阿瑶早就瞄见了前台的登记表,眼疾手快地抽过来一看,上面只有一个姓林的客人——林涧,201房间。
“是住201对吧?放心,是我自己看见的,不是您说的。”阿瑶狡黠地眨眨眼。
老板暗自摇头,现在的姑娘真是越来越开放了。就算看上人家,好歹先了解了解,这架势是打算半夜去敲门吗?
简单洗漱后,阿瑶回到房间。躺在床上越想越气,这种敌暗我明的感觉实在太憋屈了。
不一会儿,她换上夜行衣溜出房门。
远处山影幢幢,万籁俱寂。
这家建在半山腰平台上的民宿,背后是一处树木丛生的大斜坡。所谓的民宿,其实就是农家自建的小楼,围起来改造成客房,装上空调电视就当旅馆经营了。
阿瑶站在斜坡下仰头打量,二楼的窗户并不算高。
她深吸一口气,猛地一个俯冲起跳,左脚精准踩上一楼的窗台,右脚蹬墙借力,双手抓住空调外机架一个引体向上,整个人已经稳稳落在201室外的空调平台上。

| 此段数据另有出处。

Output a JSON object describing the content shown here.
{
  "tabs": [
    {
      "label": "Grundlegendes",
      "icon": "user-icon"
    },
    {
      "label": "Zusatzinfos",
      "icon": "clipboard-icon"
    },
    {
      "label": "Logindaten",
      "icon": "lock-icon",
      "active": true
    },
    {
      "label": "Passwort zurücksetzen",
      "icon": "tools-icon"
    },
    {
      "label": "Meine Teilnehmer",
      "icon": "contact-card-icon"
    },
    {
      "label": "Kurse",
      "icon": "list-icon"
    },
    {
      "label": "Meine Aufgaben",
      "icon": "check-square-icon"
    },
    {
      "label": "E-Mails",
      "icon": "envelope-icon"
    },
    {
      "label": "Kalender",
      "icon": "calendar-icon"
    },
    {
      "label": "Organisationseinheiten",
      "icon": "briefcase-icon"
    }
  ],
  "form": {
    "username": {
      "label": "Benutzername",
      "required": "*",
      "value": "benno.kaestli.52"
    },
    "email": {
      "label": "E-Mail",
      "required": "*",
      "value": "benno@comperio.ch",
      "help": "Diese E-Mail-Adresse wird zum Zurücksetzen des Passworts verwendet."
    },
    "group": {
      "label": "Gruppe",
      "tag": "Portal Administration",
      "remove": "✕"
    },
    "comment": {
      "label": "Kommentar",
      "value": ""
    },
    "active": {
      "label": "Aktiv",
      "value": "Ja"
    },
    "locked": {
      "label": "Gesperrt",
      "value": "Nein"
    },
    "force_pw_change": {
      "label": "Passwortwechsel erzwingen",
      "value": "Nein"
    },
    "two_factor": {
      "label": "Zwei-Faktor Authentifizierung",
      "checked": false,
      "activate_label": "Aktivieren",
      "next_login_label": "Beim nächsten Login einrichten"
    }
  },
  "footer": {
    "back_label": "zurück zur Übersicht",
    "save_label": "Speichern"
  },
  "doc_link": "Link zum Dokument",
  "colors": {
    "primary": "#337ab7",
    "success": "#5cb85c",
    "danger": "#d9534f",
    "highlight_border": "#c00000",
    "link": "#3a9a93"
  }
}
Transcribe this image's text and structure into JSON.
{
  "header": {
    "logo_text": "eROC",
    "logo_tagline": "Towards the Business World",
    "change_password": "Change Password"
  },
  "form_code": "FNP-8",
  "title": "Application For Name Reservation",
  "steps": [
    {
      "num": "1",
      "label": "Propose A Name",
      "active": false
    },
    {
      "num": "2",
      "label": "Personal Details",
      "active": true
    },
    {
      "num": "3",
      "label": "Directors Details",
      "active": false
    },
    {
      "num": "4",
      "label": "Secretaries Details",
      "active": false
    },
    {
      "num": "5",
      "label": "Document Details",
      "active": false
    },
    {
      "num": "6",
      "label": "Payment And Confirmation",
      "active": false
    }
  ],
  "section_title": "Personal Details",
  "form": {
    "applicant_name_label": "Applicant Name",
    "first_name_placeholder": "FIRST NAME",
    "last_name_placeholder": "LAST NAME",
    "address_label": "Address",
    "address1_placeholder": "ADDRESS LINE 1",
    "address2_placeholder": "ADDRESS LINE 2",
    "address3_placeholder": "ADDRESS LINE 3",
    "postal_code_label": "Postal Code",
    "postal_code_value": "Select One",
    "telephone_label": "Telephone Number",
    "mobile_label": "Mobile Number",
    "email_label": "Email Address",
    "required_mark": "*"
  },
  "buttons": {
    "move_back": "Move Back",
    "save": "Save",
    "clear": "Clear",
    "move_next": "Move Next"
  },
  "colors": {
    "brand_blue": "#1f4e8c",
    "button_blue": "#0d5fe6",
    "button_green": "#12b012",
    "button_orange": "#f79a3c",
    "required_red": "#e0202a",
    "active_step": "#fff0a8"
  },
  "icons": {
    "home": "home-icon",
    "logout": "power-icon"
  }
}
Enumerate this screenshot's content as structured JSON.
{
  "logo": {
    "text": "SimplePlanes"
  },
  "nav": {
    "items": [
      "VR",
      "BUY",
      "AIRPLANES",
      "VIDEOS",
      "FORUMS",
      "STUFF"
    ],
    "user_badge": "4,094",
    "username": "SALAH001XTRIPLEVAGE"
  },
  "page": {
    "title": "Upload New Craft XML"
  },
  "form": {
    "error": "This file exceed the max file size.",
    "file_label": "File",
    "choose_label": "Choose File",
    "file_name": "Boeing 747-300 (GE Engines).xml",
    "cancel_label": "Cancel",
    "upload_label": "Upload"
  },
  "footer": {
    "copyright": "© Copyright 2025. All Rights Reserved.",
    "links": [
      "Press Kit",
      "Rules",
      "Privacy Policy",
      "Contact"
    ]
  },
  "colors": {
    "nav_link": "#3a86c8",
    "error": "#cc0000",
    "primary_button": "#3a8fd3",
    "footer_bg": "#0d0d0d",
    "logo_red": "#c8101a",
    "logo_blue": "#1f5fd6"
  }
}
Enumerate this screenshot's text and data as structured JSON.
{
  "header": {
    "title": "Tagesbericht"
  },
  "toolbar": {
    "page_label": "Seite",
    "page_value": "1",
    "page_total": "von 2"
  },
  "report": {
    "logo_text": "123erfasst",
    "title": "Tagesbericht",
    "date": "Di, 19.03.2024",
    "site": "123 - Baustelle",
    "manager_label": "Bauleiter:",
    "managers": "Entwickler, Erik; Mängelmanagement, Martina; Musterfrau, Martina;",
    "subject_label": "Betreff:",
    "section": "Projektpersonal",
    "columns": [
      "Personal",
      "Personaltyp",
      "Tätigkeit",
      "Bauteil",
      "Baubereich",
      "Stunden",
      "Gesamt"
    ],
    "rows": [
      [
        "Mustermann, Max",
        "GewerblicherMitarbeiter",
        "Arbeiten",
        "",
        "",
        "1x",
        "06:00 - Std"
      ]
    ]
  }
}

老式推拉窗的缝隙里漏着风,麻将的哗啦声,混合着烟味钻入鼻腔。
阿瑶的瞳孔在黑暗中泛起鎏光,透过窗帘缝隙,她看见一双军靴整齐地摆放在门边,鞋跟与墙面严丝合缝,简直像是用尺子量过。
“啧,还是个强迫症。”她在心里嘀咕。
阿瑶踮起脚尖,将耳朵贴在玻璃上。室内静得出奇,没有鼾声,也没有电视的声响。
这么早就睡了?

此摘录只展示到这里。